Chelsea sous la direction d'Enzo Maresca : a remporté des titres, mais a manqué de régularité.
Maresca a été élu entraîneur du mois de novembre, mais Chelsea n'a plus gagné depuis début décembre ; la blessure à l'aine de Cole Palmer a perturbé le rythme de l'équipe.
Enzo Maresca est au cœur des débats à Stamford Bridge : élu entraîneur du mois de novembre en Premier League, il n’a pourtant plus gagné depuis décembre. Ce décalage entre résultats et émotions a donné naissance au surnom « Enigma Maresca » parmi les supporters des Blues.
Malgré des attentes élevées suite à des performances impressionnantes, l'équipe de Maresca a flanché au moment crucial où une percée était indispensable. Le potentiel technique est indéniable, mais une série de résultats inconstants jette le doute sur le projet à long terme de Chelsea.

Deux pas en avant, un pas en arrière
« L’énigme Maresca », comme la surnomme le magazine CFCUK, résume parfaitement l’état d’esprit contrasté des supporters : entre exaltation et déception. Chelsea peut écraser Barcelone en Ligue des Champions, tenir en échec Arsenal malgré l’infériorité numérique, mais s’effondrer aussitôt face à Leeds United ou l’Atalanta. David Chidgey, membre de longue date du club de supporters de Chelsea, décrit ce sentiment comme « deux pas en avant, un pas en arrière ».
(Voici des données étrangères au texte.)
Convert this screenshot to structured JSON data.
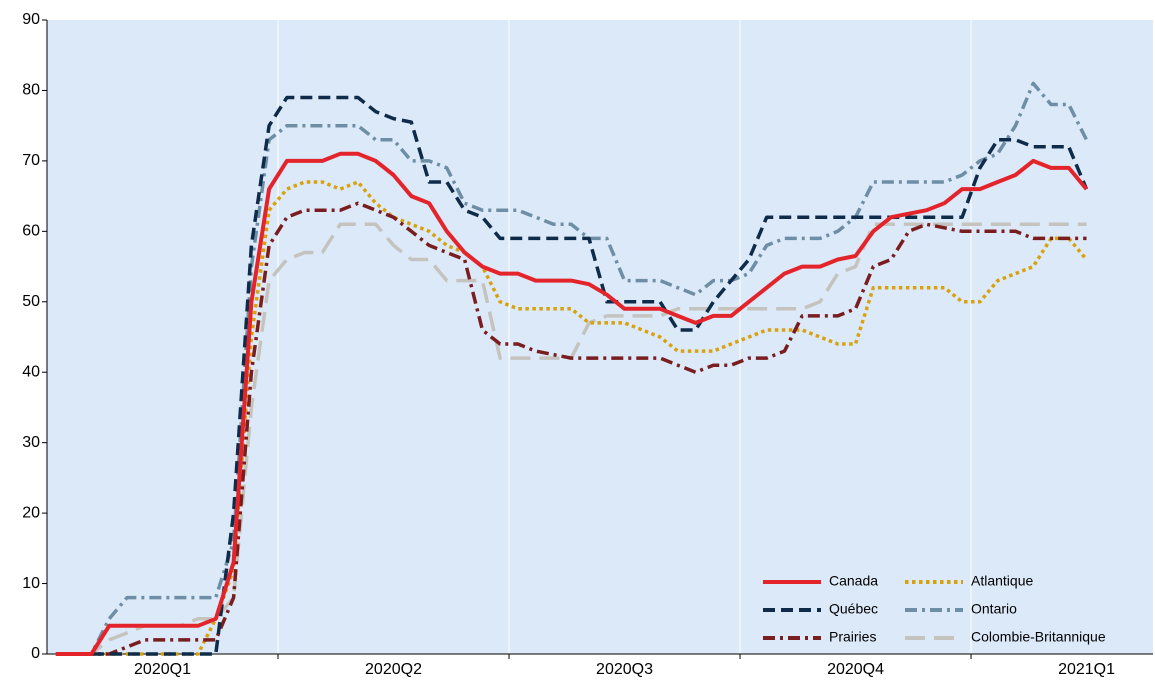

Cette série de résultats soulève des questions sur le « vrai visage » de cette équipe : est-elle capable de déjouer les tactiques de Luis Enrique et Hansi Flick, ou est-elle sujette à des erreurs élémentaires lors des défaites contre Sunderland et Brighton ? Cette contradiction anéantit tout espoir naissant.
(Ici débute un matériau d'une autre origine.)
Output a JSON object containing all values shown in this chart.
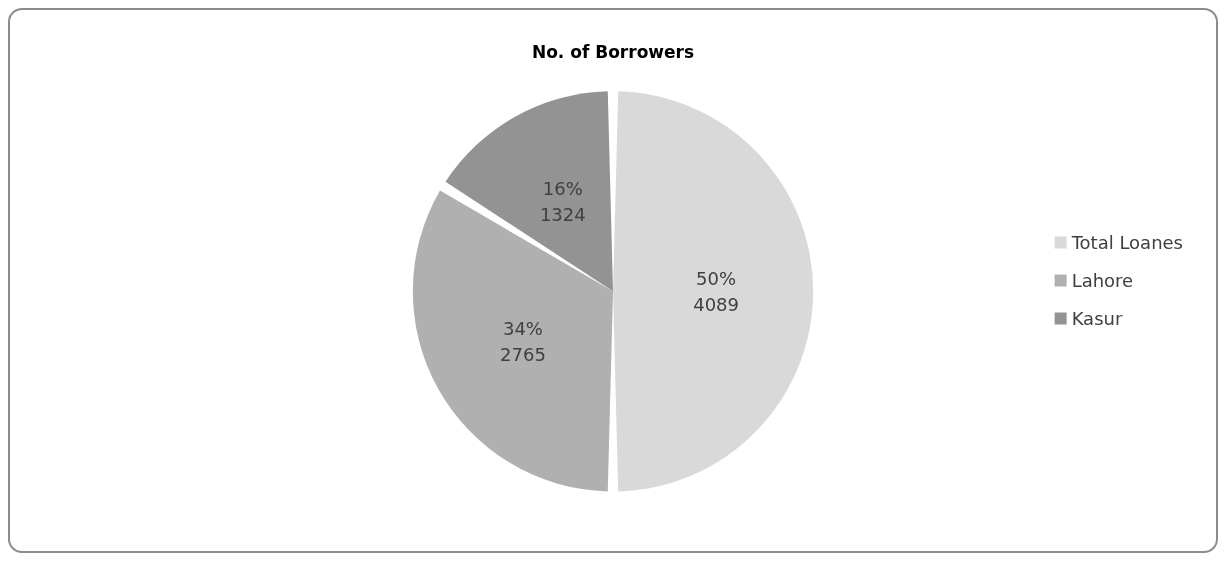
{
  "chart_data": {
    "type": "pie",
    "title": "No. of Borrowers",
    "categories": [
      "Total Loanes",
      "Lahore",
      "Kasur"
    ],
    "values": [
      4089,
      2765,
      1324
    ],
    "colors": [
      "#d9d9d9",
      "#b0b0b0",
      "#939393"
    ],
    "value_labels": [
      "50%\n4089",
      "34%\n2765",
      "16%\n1324"
    ],
    "legend": "right"
  }
}
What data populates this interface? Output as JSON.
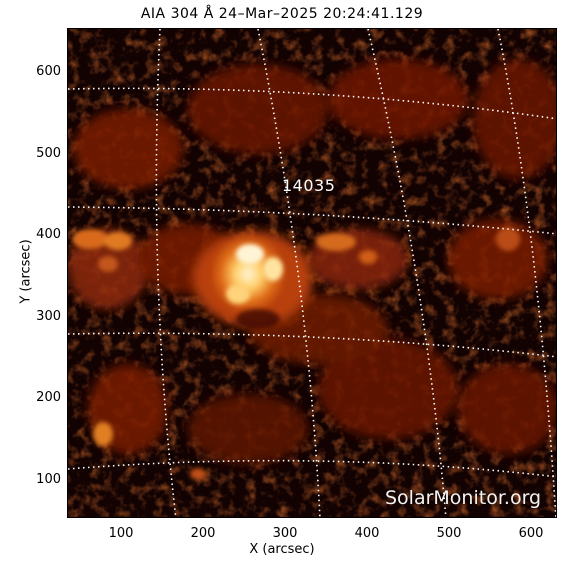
{
  "title": "AIA 304 Å 24–Mar–2025 20:24:41.129",
  "axes": {
    "xlabel": "X (arcsec)",
    "ylabel": "Y (arcsec)",
    "xticks": [
      "100",
      "200",
      "300",
      "400",
      "500",
      "600"
    ],
    "yticks": [
      "600",
      "500",
      "400",
      "300",
      "200",
      "100"
    ]
  },
  "annotations": {
    "active_region": "14035"
  },
  "watermark": "SolarMonitor.org",
  "colors": {
    "background": "#120202",
    "plasma_dark": "#5a0d05",
    "plasma_mid": "#b33a0c",
    "plasma_bright": "#ff9a2e",
    "flare_core": "#fff1c8",
    "grid": "#ffffff"
  }
}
Philosophie et distance émotionnelle
Maresca n'est pas du genre à plaire à tout le monde. Il reste imperturbable face à la victoire comme à la défaite, une attitude souvent décrite par ceux qui ont travaillé avec lui à Cobham. Après plus de trente ans de carrière, il connaît la règle : les victoires se célèbrent, les défaites se critiquent. Mais son calme et ses déclarations peu inspirées en conférence de presse créent une distance émotionnelle avec le public, qui a désespérément besoin d'un point d'ancrage.
Les comparaisons avec Maurizio Sarri sont de plus en plus fréquentes : une figure dogmatique qui tente d’imposer sa philosophie aux jeunes joueurs plutôt que de s’adapter aux circonstances. À Chelsea, où les émotions sont aussi volatiles qu’une sinusoïde, une approche inflexible peut certes bâtir des fondations solides, mais elle peut aussi facilement engendrer des polémiques passagères.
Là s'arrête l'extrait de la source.